I think he was a bit provocative, making surreptitious remarks about how ‘interracial dating’ had been happening in the UK for ‘hundreds of years’ which I believe is another way of saying — the Black British community have sold out by marrying out! I could be wrong, but putting that aside, does he have a point? I believe he does. I know I shouldn’t agree with him as I am a Black Brit and would feel pleased that my own brothers and sisters are out there, making it in La La Land. We know Hollywood has a lot more to offer than perhaps what you’d find in the UK film industry, hence the reason why Black Brits are in Hollywood but we should use the opportunity to address the industry’s failure in creating parts or roles for Black actors.

But I also understand there are lots of African American actors who are finding it difficult to get a break. When this story was released, in the comments section of an article I was reading, a poster said they felt they believed the reason for hiring Black Brits was more than capability and experience, it was about the fascination some viewers had for the delivery of the English language and how it assuaged those who want to see something of themselves, even if it’s delivered from someone of a different colour or race. But is this a good reason to be hiring from abroad?

I’ve experienced something similar to this but it wasn’t acting, it was TV presenting.

The year was 1995 and my family had emigrated the previous year to live in Jo’burg, South Africa. We just had our first Christmas and I had just given birth to a baby girl. One day I was shopping at our local mall and I was with my six year old son who annoyingly was running up and down the aisles looking for sweets to put into the shopping basket. I called out to him, telling him to stop when suddenly, a man stood in front of me. He was slightly bald and had a round chubby face which was edged with a thick beard.

‘That’s a London accent…’ he said with an English accent and an impish smile. I stepped back and glared. ‘Are you from London?’ he continued.

‘Yes! I am.’ I confirmed. I was about to walk around him when he began to tell me that he was a TV director, currently working on a popular show on a TV station. He went straight to the point and asked if I’d done any TV work. I said no, wondering where all this was going. He quickly introduced himself as James and told me briefly, about the programme.

‘Have you seen it?’ he asked. No I said, I hadn’t. He continued telling me that he liked my diction and that I had a good accent and if I would consider presenting this show as for months they have been looking for new and suitable presenter.

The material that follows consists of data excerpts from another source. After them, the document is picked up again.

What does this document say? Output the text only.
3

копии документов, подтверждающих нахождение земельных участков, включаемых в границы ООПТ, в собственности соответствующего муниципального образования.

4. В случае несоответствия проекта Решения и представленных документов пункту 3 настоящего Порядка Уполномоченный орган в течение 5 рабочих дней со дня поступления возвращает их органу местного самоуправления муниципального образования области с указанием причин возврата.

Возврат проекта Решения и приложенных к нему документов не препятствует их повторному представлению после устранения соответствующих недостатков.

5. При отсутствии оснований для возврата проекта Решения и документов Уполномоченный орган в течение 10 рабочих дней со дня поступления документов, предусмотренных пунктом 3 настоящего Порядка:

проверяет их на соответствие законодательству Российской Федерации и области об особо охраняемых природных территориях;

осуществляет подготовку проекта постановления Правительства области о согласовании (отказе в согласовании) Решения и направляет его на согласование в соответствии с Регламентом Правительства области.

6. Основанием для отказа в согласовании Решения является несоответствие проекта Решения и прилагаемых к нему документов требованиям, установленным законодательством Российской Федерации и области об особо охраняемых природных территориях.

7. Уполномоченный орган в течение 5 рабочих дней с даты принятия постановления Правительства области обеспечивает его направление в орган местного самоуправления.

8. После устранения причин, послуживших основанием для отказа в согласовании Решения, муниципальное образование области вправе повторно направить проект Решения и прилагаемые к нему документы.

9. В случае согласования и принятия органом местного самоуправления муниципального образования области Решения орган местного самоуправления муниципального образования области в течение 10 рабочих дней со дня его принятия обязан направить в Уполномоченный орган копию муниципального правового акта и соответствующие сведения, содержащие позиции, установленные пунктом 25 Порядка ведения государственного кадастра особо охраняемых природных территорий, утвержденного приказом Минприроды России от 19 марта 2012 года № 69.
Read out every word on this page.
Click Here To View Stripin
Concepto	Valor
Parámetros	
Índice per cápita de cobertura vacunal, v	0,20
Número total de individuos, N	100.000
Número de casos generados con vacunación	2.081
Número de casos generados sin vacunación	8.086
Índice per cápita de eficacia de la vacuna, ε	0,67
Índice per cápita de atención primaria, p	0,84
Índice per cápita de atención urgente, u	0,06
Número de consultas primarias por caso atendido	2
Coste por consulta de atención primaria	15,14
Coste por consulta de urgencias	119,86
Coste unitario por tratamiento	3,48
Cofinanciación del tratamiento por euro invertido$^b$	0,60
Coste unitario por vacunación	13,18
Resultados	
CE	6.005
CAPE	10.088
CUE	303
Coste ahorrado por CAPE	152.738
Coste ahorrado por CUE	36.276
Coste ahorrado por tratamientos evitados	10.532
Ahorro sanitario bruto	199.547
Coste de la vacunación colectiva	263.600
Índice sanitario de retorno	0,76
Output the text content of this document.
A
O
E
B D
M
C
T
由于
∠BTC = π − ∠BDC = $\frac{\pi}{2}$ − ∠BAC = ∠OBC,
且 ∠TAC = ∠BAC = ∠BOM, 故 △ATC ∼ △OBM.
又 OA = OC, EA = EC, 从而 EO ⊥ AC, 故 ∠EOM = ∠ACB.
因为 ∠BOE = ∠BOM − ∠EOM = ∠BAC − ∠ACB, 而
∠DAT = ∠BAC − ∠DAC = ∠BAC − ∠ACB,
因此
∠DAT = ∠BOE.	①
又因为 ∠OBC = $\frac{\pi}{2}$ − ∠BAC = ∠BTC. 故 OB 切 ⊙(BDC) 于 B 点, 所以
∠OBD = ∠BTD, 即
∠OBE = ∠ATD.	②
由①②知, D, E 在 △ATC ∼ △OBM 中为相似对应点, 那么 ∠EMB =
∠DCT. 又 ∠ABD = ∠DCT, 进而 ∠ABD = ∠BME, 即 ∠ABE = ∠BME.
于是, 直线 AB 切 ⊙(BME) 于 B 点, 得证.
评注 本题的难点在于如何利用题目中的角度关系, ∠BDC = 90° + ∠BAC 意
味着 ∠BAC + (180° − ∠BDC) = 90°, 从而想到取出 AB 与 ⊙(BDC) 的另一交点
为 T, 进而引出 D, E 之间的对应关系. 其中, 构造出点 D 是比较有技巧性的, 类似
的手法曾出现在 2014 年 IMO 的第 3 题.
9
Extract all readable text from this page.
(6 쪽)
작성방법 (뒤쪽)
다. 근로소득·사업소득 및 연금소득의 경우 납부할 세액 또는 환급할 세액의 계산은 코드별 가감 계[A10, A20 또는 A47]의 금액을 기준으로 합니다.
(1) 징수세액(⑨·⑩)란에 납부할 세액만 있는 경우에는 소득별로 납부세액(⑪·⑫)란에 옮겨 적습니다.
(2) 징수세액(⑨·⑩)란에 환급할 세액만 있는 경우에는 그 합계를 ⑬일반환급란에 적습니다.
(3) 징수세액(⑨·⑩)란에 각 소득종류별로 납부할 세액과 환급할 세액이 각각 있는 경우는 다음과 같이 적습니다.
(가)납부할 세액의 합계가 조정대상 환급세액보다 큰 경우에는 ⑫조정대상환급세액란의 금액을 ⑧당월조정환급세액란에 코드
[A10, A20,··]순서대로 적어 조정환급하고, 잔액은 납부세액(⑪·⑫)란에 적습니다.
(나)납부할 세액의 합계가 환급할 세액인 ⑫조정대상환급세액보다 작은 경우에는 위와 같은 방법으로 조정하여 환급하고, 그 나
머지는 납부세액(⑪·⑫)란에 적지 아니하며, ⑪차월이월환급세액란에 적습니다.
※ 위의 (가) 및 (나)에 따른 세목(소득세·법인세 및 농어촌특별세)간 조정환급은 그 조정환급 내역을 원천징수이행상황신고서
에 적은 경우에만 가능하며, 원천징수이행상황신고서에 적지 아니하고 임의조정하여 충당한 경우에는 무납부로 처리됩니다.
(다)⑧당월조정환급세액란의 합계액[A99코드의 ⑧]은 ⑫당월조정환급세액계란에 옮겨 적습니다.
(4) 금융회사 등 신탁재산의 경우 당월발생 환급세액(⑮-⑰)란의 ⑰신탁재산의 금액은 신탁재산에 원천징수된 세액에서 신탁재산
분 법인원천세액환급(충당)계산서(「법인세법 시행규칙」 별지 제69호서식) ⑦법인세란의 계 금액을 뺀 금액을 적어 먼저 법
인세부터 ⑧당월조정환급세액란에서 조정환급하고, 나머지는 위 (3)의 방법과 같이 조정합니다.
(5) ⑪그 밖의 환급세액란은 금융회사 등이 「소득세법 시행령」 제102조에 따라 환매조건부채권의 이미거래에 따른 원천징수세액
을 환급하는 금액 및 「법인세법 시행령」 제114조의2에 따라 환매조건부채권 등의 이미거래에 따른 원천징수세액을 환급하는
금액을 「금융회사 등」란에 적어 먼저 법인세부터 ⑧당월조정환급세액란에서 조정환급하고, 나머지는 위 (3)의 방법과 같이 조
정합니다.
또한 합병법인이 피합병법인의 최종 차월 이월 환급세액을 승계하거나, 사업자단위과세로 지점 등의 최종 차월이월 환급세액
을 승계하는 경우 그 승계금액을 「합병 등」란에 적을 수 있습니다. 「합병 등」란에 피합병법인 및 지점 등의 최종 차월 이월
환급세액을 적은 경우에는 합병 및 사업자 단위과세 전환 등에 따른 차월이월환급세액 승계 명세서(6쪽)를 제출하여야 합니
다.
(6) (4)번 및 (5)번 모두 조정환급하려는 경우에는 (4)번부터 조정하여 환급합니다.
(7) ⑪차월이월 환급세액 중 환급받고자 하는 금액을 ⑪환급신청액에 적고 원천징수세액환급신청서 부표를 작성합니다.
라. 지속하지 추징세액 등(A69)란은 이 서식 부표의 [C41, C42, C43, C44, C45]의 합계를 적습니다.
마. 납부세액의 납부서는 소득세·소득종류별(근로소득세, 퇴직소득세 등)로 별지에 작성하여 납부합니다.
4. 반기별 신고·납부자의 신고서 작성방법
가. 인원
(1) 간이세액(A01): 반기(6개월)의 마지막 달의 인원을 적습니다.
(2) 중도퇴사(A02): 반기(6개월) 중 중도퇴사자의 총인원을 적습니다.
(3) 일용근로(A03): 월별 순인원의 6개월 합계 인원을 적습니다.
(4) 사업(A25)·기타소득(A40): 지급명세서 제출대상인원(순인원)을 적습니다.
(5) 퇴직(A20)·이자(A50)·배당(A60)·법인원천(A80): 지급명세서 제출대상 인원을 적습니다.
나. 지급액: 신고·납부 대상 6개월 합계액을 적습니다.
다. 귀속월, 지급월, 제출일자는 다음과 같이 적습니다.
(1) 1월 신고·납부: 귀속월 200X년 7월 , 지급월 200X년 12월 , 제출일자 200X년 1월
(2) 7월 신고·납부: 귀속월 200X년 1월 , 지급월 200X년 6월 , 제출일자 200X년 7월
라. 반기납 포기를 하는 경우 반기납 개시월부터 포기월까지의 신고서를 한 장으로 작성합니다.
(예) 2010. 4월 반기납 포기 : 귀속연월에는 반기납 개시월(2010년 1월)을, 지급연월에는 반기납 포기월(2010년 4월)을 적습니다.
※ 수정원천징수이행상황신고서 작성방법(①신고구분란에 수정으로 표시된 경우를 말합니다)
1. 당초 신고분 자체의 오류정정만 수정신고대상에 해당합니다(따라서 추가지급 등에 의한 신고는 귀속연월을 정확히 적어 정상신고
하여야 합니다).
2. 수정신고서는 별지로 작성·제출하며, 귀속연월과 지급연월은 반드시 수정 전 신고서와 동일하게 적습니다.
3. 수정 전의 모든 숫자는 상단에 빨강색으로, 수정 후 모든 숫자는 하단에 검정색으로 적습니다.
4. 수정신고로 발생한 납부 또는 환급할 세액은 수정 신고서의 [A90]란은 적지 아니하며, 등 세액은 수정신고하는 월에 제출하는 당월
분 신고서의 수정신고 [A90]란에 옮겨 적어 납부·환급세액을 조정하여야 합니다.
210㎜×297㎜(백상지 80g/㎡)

Are you for real, are you joking? I wondered, considering I had not said much. He seemed to know what I was thinking as he removed a piece of paper from his pocket, apologising at the same time for not having a business card and wrote down his number. He said I should call him soon, then left. I stood in the middle of the shopping area, staring at the paper in my hand with people walking pass on either side of me. My son had managed to put all the sweets he wanted into the shopping basket. I went to the supermarket to buy some food items then went home.

I asked my domestic lady, Queen, if she had heard of this show and she shook her head. I waited patiently for my husband to come home and when he did, he said I should go for it, call the number and say that I’m interested. Internet had just come out, and we were waiting for our modem to be installed and although we had a telephone, we did not have any directories so I could not locate the studio.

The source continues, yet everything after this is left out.